Saint Paul a dit : « Si le Christ n’est pas ressuscité votre prédication est vaine, et vaine est votre foi ! » Ce n’est plus un vieux chemineau qui parle, c’est un clerc. Et Gilbert pense à ce qu’on dit un peu partout : que la Gazette est un prêtre défroqué.

— Mais là n’est pas la question ! coupe le jeune curé. Il veut être jovial, bon enfant, sportif.

— Mais Gislebert ? demande la Gazette.

— Quel Gislebert ?

— Celui qui a sculpté le tympan de la cathédrale Saint-Lazare d’Autun ! A quoi sert-il ?

Le curé hésite en souriant :

— Je vous ai bien dit que nous n’avons plus besoin de sculpteurs de cathédrales, ni même de cathédrales ! Une cathédrale ? des statues ? des Sacrés-Cœurs bien dorés? Pour quoi faire? Une bonne salle chauffée, pratique, oui, pour y étudier les cas sociaux, avoir des contacts, provoquer le dialogue…

— Mais mon calvaire ? gémit Gilbert.

— Ton calvaire ? répond l’abbé qui passe au tutoiement, eh bien, tu le continueras mon vieux! C’est très bien de sculpter. Ça vaut mieux que de traîner les cafés !…

Puis, lui donnant une grande tape sur l’épaule :

— J’irai les voir, tes statues, et je t’expliquerai, cher camarade ! A bientôt !

— Mais le pèlerinage ? répétait Gilbert.

— Plus de pèlerinage, camarade, finis les pèlerinages ! De toute façon il n’y venait plus que les vieilles bigotes, à vos pèlerinages champêtres… Il est plus important de nous rassembler pour lutter, tous ensemble, pour une plus grande justice sociale !… C’est cela, le « règne de Dieu » !… « Que ton règne arrive », ça veut dire que cesse l’exploitation de l’homme par l’homme ! Et il ne s’agit pas de demander à Dieu que ce règne arrive, il faut l’établir nous-mêmes…

— Tu fais fausse route, curé : Ce n’est pas l’homme qui exploite l’homme ! L’homme n’a d’autre ennemi que sa propre ambition, qui le torture !

« Plus de cathédrales, plus de pèlerinages, plus de chapelle des Griottes, plus de calvaire ! » Voilà ce qui sonne dans la tête de Gilbert.

« Plus de sculpteurs, plus d’art, plus d’artistes, plus de médiums, plus d’élite ! » ronchonne la Gazette.

Ils sortent comme un coup de vent et, du même pas, voilà Gilbert parti en direction de la Communauté.

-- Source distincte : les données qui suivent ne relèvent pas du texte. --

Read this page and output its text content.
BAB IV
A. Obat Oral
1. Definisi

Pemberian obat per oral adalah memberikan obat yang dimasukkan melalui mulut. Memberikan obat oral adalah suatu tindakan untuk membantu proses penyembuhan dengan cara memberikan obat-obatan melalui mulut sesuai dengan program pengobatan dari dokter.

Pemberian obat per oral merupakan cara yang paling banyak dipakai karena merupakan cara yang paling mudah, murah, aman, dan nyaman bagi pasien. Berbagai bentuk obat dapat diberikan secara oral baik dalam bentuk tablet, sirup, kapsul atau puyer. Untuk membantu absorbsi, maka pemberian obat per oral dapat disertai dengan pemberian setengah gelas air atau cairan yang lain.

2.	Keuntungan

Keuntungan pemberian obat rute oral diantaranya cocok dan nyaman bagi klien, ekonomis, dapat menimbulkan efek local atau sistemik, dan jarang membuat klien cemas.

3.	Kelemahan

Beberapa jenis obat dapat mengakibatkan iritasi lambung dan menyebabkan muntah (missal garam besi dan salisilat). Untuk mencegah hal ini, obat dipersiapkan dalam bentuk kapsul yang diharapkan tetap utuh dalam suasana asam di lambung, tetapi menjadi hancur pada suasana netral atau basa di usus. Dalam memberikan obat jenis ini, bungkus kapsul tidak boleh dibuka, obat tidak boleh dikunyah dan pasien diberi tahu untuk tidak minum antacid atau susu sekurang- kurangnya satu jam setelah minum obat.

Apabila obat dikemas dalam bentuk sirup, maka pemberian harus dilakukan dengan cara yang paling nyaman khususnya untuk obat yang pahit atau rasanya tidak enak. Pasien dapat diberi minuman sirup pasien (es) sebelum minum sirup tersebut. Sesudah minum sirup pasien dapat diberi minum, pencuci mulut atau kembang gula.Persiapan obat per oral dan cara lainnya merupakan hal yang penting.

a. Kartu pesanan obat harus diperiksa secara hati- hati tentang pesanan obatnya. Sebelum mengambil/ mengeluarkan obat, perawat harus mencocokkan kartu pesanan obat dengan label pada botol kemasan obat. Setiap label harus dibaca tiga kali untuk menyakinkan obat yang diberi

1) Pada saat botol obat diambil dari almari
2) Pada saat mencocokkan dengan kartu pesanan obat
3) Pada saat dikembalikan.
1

Il monte les raccourcis, traverse les grands bois, il marche comme un dératé et la Gazette ne peut le suivre. Il court. Il arrive chez Ève qui est en train de donner aux poules. Elle essuie ses belles mains dans son tablier et se précipite à sa rencontre :

— Gilbert!

— Eve!… J’avais fait le vœu de ne te revoir que lorsque mon calvaire serait sur son socle, le lundi de Pâques, mais ce qui m’arrive…

— Qu’est-ce qui t’arrive, Gilbert ?

— Le vieux curé est mort ! l’évêque supprime tous les pèlerinages, toutes les statues, toutes les églises, toutes les cathédrales !

— Qu’est-ce que tu racontes ?

— La vérité vraie ! C’est la nouvelle religion ! C’est le nouveau curé qui vient de nous le dire ! J’ai œuvré pour rien, Ève !

— Pas pour rien, mon Gilbert ! Ce qui est bien fait est bien fait.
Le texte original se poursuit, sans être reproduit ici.